There has been a fascinating friend of the court (amicus) brief on the latest Obamacare suits, the “ladyparts are icky” suits from Hobby Lobby and Conestoga Wood Specialties.
It argues that the “Religious Freedom Restoration Act” is an unconstitutional because it is an unconstitutional abrogation of the constitutional role of the courts in interpreting the law:
Arguing that Congress has gone too far to push aside the Supreme Court’s constitutional role in religion cases, a loose coalition of child welfare organizations, survivors of clergy child sexual abuse, and non-believers has urged the Justices to strike down the Religious Freedom Restoration Act when it rules on a new dispute over the federal health care law.

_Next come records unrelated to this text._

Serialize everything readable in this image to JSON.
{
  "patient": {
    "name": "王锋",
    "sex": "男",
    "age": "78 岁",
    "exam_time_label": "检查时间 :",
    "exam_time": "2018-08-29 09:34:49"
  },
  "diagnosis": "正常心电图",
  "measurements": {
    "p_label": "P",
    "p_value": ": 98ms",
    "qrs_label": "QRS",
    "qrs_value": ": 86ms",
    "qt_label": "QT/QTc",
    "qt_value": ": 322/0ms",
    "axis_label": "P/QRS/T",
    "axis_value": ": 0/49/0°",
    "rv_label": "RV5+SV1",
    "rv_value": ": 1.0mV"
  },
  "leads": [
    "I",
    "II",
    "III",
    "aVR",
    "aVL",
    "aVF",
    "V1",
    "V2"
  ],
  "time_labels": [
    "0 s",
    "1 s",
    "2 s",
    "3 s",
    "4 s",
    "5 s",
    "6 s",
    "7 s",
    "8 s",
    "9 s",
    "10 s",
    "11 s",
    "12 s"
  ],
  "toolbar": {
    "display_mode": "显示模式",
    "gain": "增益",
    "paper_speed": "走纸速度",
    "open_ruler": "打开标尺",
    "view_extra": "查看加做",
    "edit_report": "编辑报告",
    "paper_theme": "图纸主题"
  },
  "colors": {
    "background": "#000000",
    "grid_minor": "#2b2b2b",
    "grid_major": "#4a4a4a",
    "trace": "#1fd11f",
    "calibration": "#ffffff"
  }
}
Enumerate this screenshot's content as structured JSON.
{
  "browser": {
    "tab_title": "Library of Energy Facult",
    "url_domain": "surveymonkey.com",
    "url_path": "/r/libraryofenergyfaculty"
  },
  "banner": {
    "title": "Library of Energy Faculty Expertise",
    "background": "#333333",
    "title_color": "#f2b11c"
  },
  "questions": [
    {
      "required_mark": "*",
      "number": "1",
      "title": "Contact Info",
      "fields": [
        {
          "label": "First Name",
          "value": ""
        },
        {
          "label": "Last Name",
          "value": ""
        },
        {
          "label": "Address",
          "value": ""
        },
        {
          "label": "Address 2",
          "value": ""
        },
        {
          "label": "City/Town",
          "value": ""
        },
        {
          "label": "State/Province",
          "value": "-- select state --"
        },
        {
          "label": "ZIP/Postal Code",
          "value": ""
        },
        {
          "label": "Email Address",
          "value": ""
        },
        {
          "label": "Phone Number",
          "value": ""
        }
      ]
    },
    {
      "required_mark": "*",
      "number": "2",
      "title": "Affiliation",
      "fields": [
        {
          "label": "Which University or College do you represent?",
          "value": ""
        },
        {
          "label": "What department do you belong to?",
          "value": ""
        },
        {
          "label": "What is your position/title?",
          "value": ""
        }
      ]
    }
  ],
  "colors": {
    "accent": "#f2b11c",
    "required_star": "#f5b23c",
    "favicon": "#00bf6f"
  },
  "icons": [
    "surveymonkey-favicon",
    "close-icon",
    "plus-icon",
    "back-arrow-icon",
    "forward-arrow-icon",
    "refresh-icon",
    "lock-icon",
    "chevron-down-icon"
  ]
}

The amicus brief, written by a prominent academic authority on religion and the law, Cardozo Law School’s Marci A. Hamilton, seeks to add a bold new dimension to the Court’s review of the Affordable Care Act’s “contraception mandate.”
“RFRA,” the document contended, “is Congress’s overt attempt to take . . . over this Court’s role in interpreting the Constitution. . . . [T]his novel federal statute, which is one of the most aggressive attacks on this Court’s role in constitutional interpretation in history, has fomented culture wars in the courts like the one ignited” in the pending cases by for-profit businesses seeking a RFRA-based exemption from the mandate to provide health insurance for pregnancy-related services to workers.
Normally, I would not expect that this would have any bearing on the court’s decision, but the core of this argument is flattering the court as an institution, so that makes it a bit more likely.